Hoje, Dra. Hellen realiza o acompanhamento de gestantes, em diferentes estágios da gravidez, além é claro, das pacientes que realizam o acompanhamento clínico de rotina. “Entendo, como profissional da área ginecológica e obstétrica, que precisamos trabalhar com limites. Meu limite é 60 pacientes gestantes, pois prezo sempre pela qualidade no atendimento individual. Todas precisam da devida atenção e cuidado”.?

Parto humanizado: a palavra que fez renascer a obstetrícia

Para a Dra. Hellen, ser um instrumento que traz a vida, proporciona uma sensação de realização e gratidão.
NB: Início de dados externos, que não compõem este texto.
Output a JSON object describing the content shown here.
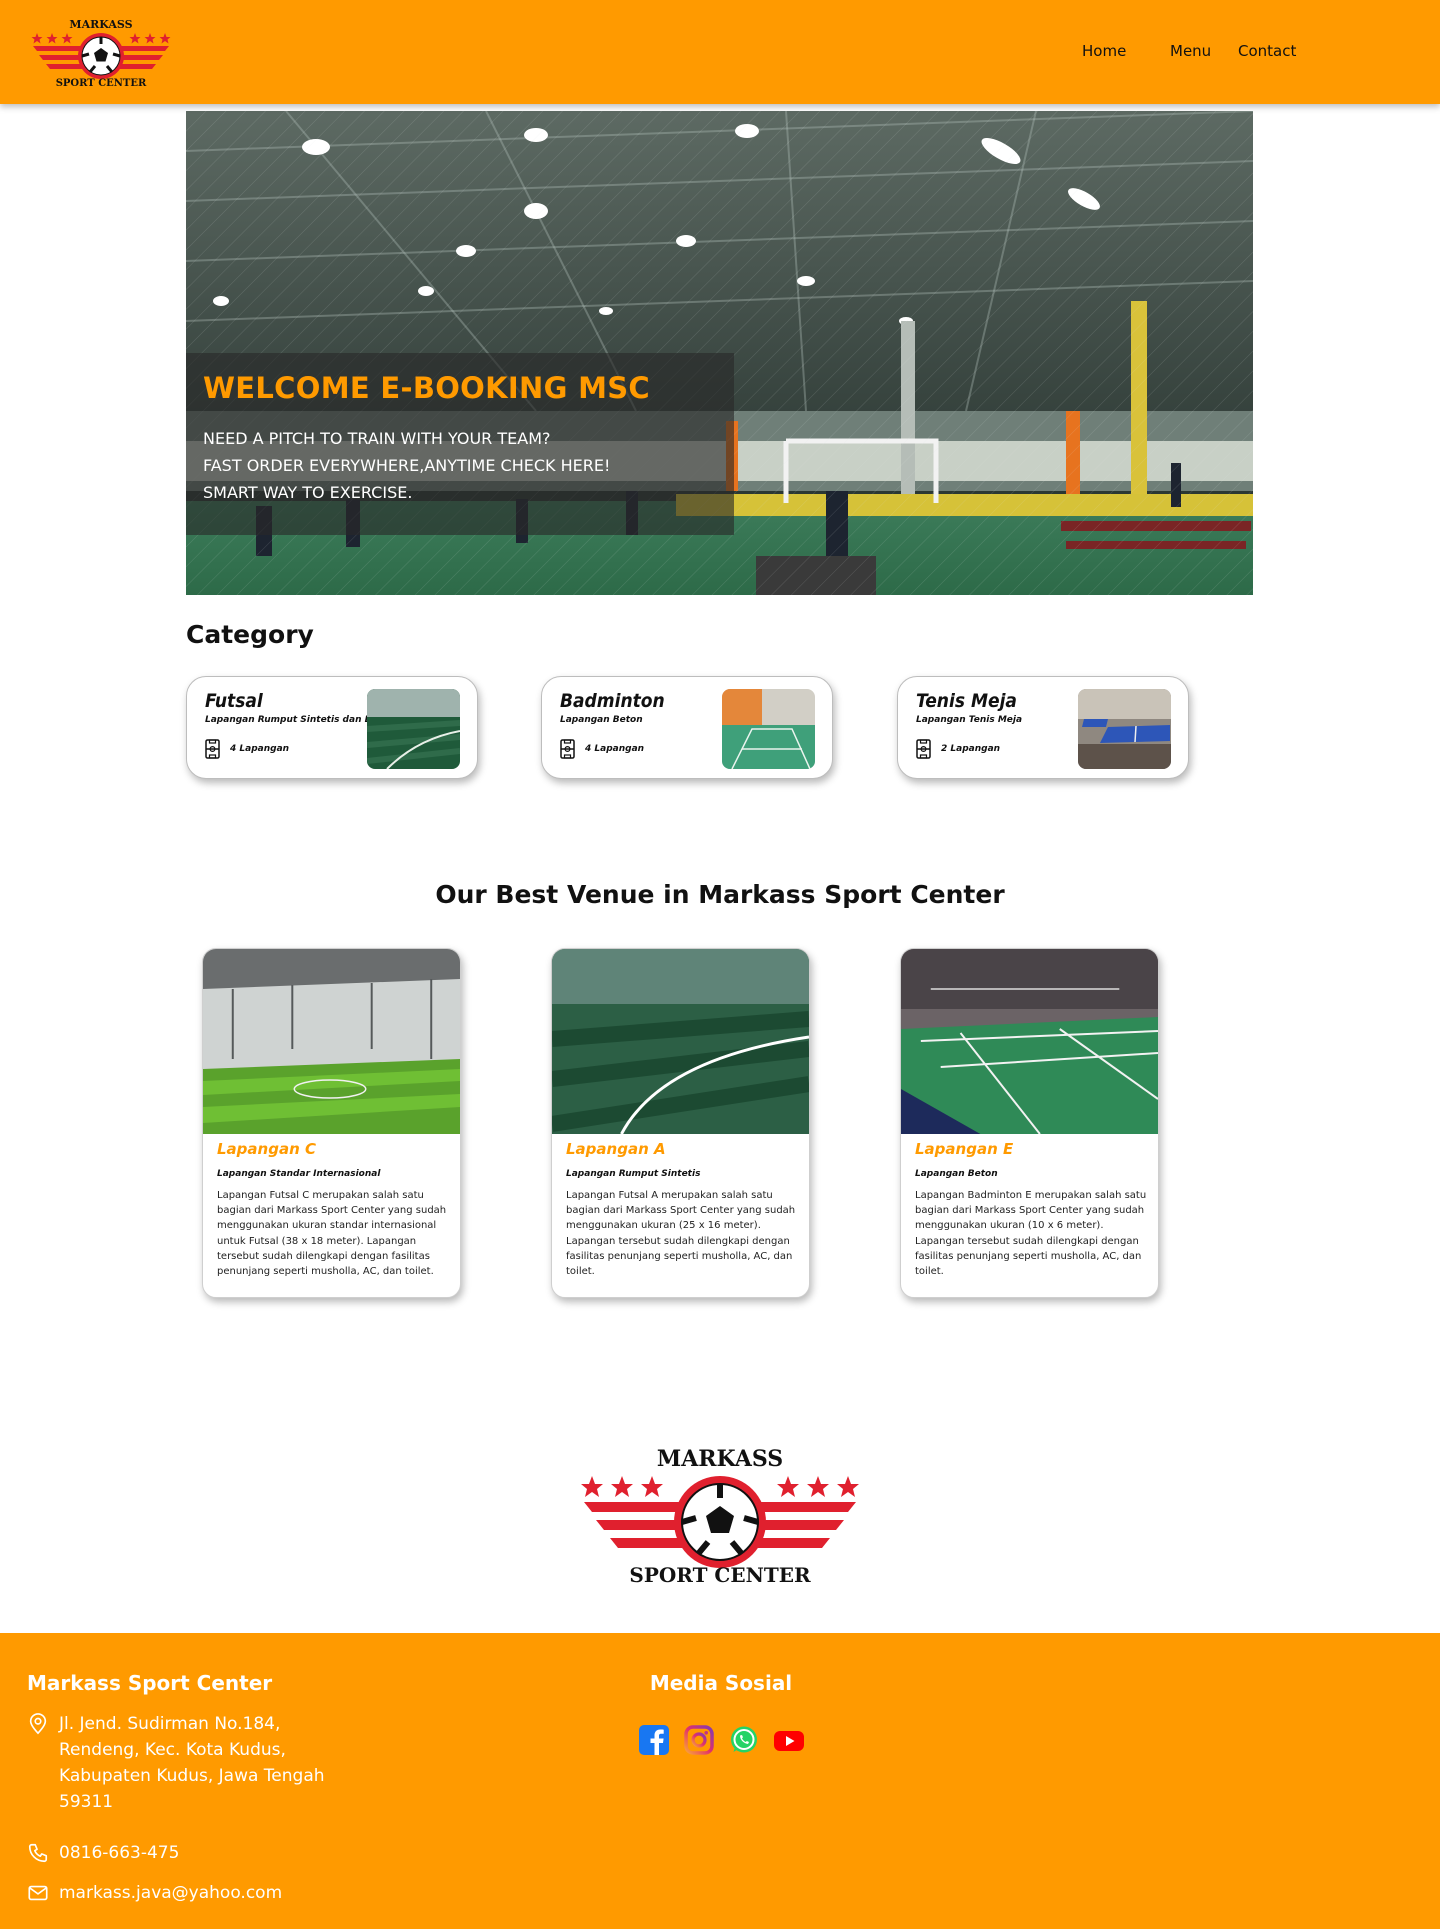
{
  "brand": {
    "logo_top_text": "MARKASS",
    "logo_bottom_text": "SPORT CENTER"
  },
  "nav": {
    "home": "Home",
    "menu": "Menu",
    "contact": "Contact"
  },
  "hero": {
    "title": "WELCOME E-BOOKING MSC",
    "lines": [
      "NEED A PITCH TO TRAIN WITH YOUR TEAM?",
      "FAST ORDER EVERYWHERE,ANYTIME CHECK HERE!",
      "SMART WAY TO EXERCISE."
    ]
  },
  "category": {
    "title": "Category",
    "items": [
      {
        "name": "Futsal",
        "subtitle": "Lapangan Rumput Sintetis dan Beton",
        "count": "4 Lapangan"
      },
      {
        "name": "Badminton",
        "subtitle": "Lapangan Beton",
        "count": "4 Lapangan"
      },
      {
        "name": "Tenis Meja",
        "subtitle": "Lapangan Tenis Meja",
        "count": "2 Lapangan"
      }
    ]
  },
  "venues": {
    "title": "Our Best Venue in Markass Sport Center",
    "items": [
      {
        "name": "Lapangan C",
        "subtitle": "Lapangan Standar Internasional",
        "description": "Lapangan Futsal C merupakan salah satu bagian dari Markass Sport Center yang sudah menggunakan ukuran standar internasional untuk Futsal (38 x 18 meter). Lapangan tersebut sudah dilengkapi dengan fasilitas penunjang seperti musholla, AC, dan toilet."
      },
      {
        "name": "Lapangan A",
        "subtitle": "Lapangan Rumput Sintetis",
        "description": "Lapangan Futsal A merupakan salah satu bagian dari Markass Sport Center yang sudah menggunakan ukuran (25 x 16 meter). Lapangan tersebut sudah dilengkapi dengan fasilitas penunjang seperti musholla, AC, dan toilet."
      },
      {
        "name": "Lapangan E",
        "subtitle": "Lapangan Beton",
        "description": "Lapangan Badminton E merupakan salah satu bagian dari Markass Sport Center yang sudah menggunakan ukuran (10 x 6 meter). Lapangan tersebut sudah dilengkapi dengan fasilitas penunjang seperti musholla, AC, dan toilet."
      }
    ]
  },
  "footer": {
    "title": "Markass Sport Center",
    "address": "Jl. Jend. Sudirman No.184, Rendeng, Kec. Kota Kudus, Kabupaten Kudus, Jawa Tengah 59311",
    "phone": "0816-663-475",
    "email": "markass.java@yahoo.com",
    "social_title": "Media Sosial",
    "social_icons": [
      "facebook-icon",
      "instagram-icon",
      "whatsapp-icon",
      "youtube-icon"
    ]
  },
  "colors": {
    "brand_orange": "#ff9a00",
    "logo_red": "#e0202e"
  }
}
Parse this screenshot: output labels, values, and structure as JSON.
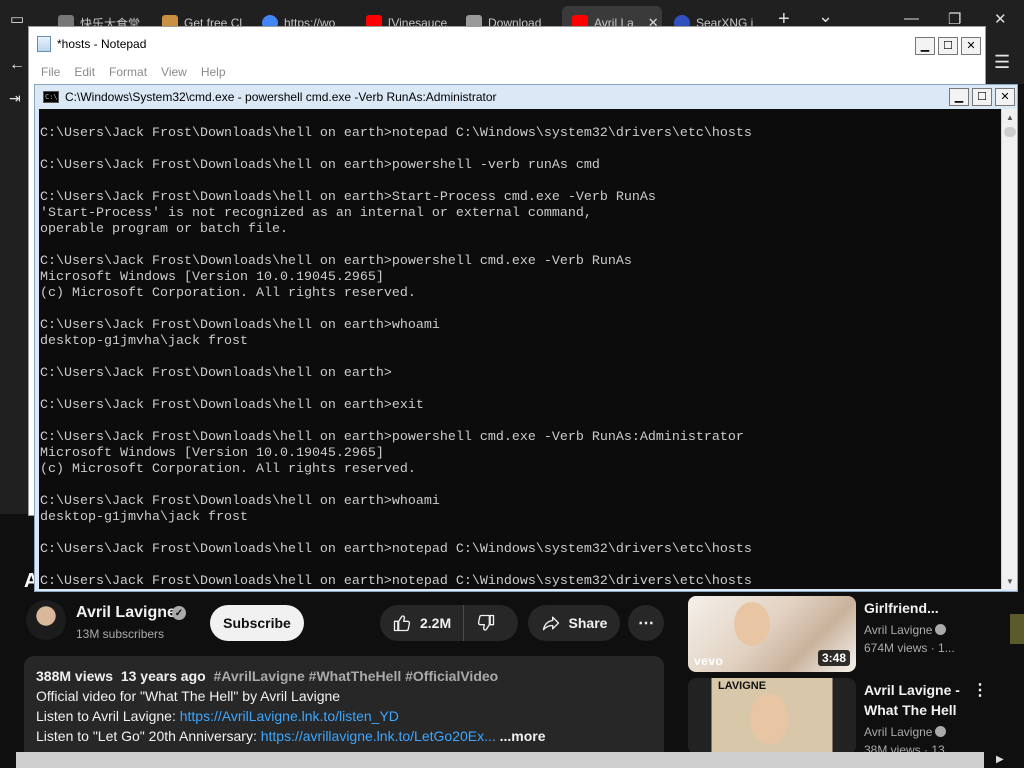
{
  "browser": {
    "tabs": [
      {
        "label": "快乐大食堂",
        "favicon_color": "#888888"
      },
      {
        "label": "Get free Cl",
        "favicon_color": "#c89040"
      },
      {
        "label": "https://wo",
        "favicon_color": "#4285f4"
      },
      {
        "label": "[Vinesauce",
        "favicon_color": "#ff0000"
      },
      {
        "label": "Download",
        "favicon_color": "#9a9a9a"
      },
      {
        "label": "Avril La",
        "favicon_color": "#ff0000",
        "active": true
      },
      {
        "label": "SearXNG i",
        "favicon_color": "#3050c0"
      }
    ],
    "new_tab_symbol": "+",
    "tab_list_symbol": "⌄",
    "menu_symbol": "☰"
  },
  "notepad": {
    "title": "*hosts - Notepad",
    "menu": [
      "File",
      "Edit",
      "Format",
      "View",
      "Help"
    ]
  },
  "cmd": {
    "title": "C:\\Windows\\System32\\cmd.exe - powershell  cmd.exe -Verb RunAs:Administrator",
    "icon_text": "C:\\",
    "lines": [
      "",
      "C:\\Users\\Jack Frost\\Downloads\\hell on earth>notepad C:\\Windows\\system32\\drivers\\etc\\hosts",
      "",
      "C:\\Users\\Jack Frost\\Downloads\\hell on earth>powershell -verb runAs cmd",
      "",
      "C:\\Users\\Jack Frost\\Downloads\\hell on earth>Start-Process cmd.exe -Verb RunAs",
      "'Start-Process' is not recognized as an internal or external command,",
      "operable program or batch file.",
      "",
      "C:\\Users\\Jack Frost\\Downloads\\hell on earth>powershell cmd.exe -Verb RunAs",
      "Microsoft Windows [Version 10.0.19045.2965]",
      "(c) Microsoft Corporation. All rights reserved.",
      "",
      "C:\\Users\\Jack Frost\\Downloads\\hell on earth>whoami",
      "desktop-g1jmvha\\jack frost",
      "",
      "C:\\Users\\Jack Frost\\Downloads\\hell on earth>",
      "",
      "C:\\Users\\Jack Frost\\Downloads\\hell on earth>exit",
      "",
      "C:\\Users\\Jack Frost\\Downloads\\hell on earth>powershell cmd.exe -Verb RunAs:Administrator",
      "Microsoft Windows [Version 10.0.19045.2965]",
      "(c) Microsoft Corporation. All rights reserved.",
      "",
      "C:\\Users\\Jack Frost\\Downloads\\hell on earth>whoami",
      "desktop-g1jmvha\\jack frost",
      "",
      "C:\\Users\\Jack Frost\\Downloads\\hell on earth>notepad C:\\Windows\\system32\\drivers\\etc\\hosts",
      "",
      "C:\\Users\\Jack Frost\\Downloads\\hell on earth>notepad C:\\Windows\\system32\\drivers\\etc\\hosts"
    ]
  },
  "youtube": {
    "ghost_title": "A",
    "channel_name": "Avril Lavigne",
    "subscribers": "13M subscribers",
    "subscribe_label": "Subscribe",
    "likes": "2.2M",
    "share_label": "Share",
    "description": {
      "views": "388M views",
      "age": "13 years ago",
      "tags": "#AvrilLavigne #WhatTheHell #OfficialVideo",
      "line1": "Official video for \"What The Hell\" by Avril Lavigne",
      "line2_text": "Listen to Avril Lavigne: ",
      "line2_link": "https://AvrilLavigne.lnk.to/listen_YD",
      "line3_text": "Listen to \"Let Go\" 20th Anniversary: ",
      "line3_link": "https://avrillavigne.lnk.to/LetGo20Ex...",
      "more_label": "...more"
    },
    "recommendations": [
      {
        "title": "Girlfriend...",
        "channel": "Avril Lavigne",
        "views": "674M views · 1...",
        "duration": "3:48",
        "badge": "vevo"
      },
      {
        "title_line1": "Avril Lavigne -",
        "title_line2": "What The Hell",
        "channel": "Avril Lavigne",
        "views": "38M views · 13...",
        "thumb_label": "LAVIGNE"
      }
    ]
  }
}
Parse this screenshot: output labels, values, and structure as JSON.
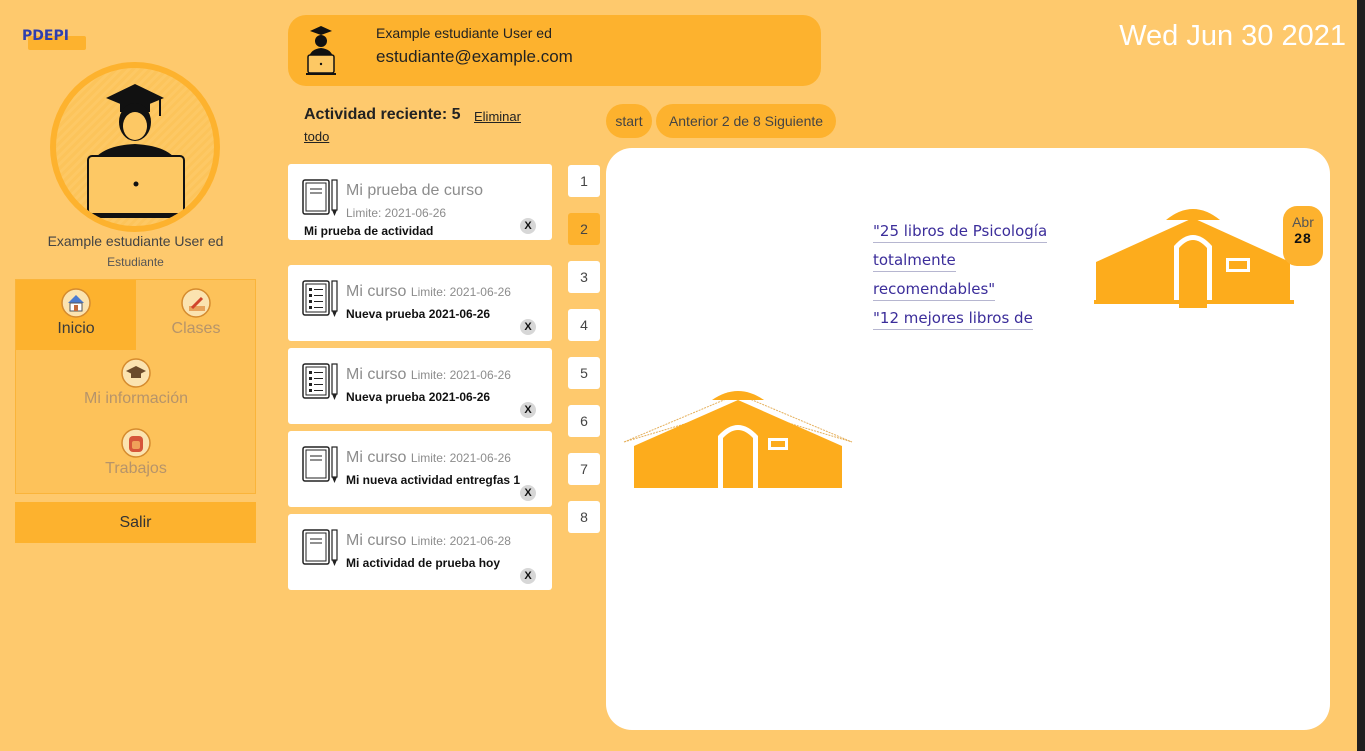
{
  "app": {
    "logo": "PDEPI"
  },
  "user": {
    "name": "Example estudiante User ed",
    "role": "Estudiante",
    "email": "estudiante@example.com"
  },
  "date": "Wed Jun 30 2021",
  "nav": {
    "inicio": "Inicio",
    "clases": "Clases",
    "info": "Mi información",
    "trabajos": "Trabajos",
    "salir": "Salir"
  },
  "activity": {
    "title": "Actividad reciente: 5",
    "clear_1": "Eliminar",
    "clear_2": "todo",
    "cards": [
      {
        "title": "Mi prueba de curso",
        "date": "Limite: 2021-06-26",
        "subtitle": "Mi prueba de actividad",
        "close": "X",
        "icon": "notebook-icon"
      },
      {
        "title": "Mi curso",
        "date": "Limite: 2021-06-26",
        "subtitle": "Nueva prueba 2021-06-26",
        "close": "X",
        "icon": "checklist-icon"
      },
      {
        "title": "Mi curso",
        "date": "Limite: 2021-06-26",
        "subtitle": "Nueva prueba 2021-06-26",
        "close": "X",
        "icon": "checklist-icon"
      },
      {
        "title": "Mi curso",
        "date": "Limite: 2021-06-26",
        "subtitle": "Mi nueva actividad entregfas 1",
        "close": "X",
        "icon": "notebook-icon"
      },
      {
        "title": "Mi curso",
        "date": "Limite: 2021-06-28",
        "subtitle": "Mi actividad de prueba hoy",
        "close": "X",
        "icon": "notebook-icon"
      }
    ]
  },
  "pagination": {
    "numbers": [
      "1",
      "2",
      "3",
      "4",
      "5",
      "6",
      "7",
      "8"
    ],
    "active": "2",
    "start": "start",
    "nav": "Anterior 2 de 8 Siguiente"
  },
  "panel": {
    "links": [
      "\"25 libros de Psicología",
      "totalmente",
      "recomendables\"",
      "\"12 mejores libros de"
    ],
    "badge_month": "Abr",
    "badge_day": "28"
  },
  "colors": {
    "background": "#fec96d",
    "accent": "#fdb22e",
    "link": "#3b2d9a"
  }
}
Segundo ela, esse é o momento mais prazeroso da profissão. “Trazer a vida é um dom muito bonito”.
A profissional acredita que o parto humanizado veio renascer a obstetrícia. “Quando a gestante inicia o acompanhamento comigo, ela é orientada sobre a melhor forma de uma criança vir ao mundo, através do parto natural. No entanto, quando a mãe opta por não passar por todo este ritual, a sua escolha é soberana”, colocou.?
Atualmente, aos 39 anos de idade, e mais de uma década atuando na Ginecologia e Obstetrícia, Dra. Hellen afirma ser muito feliz pessoal e profissionalmente. “O sentimento é de realização plena e gratidão. Não há nada em minha jornada que eu mudaria”.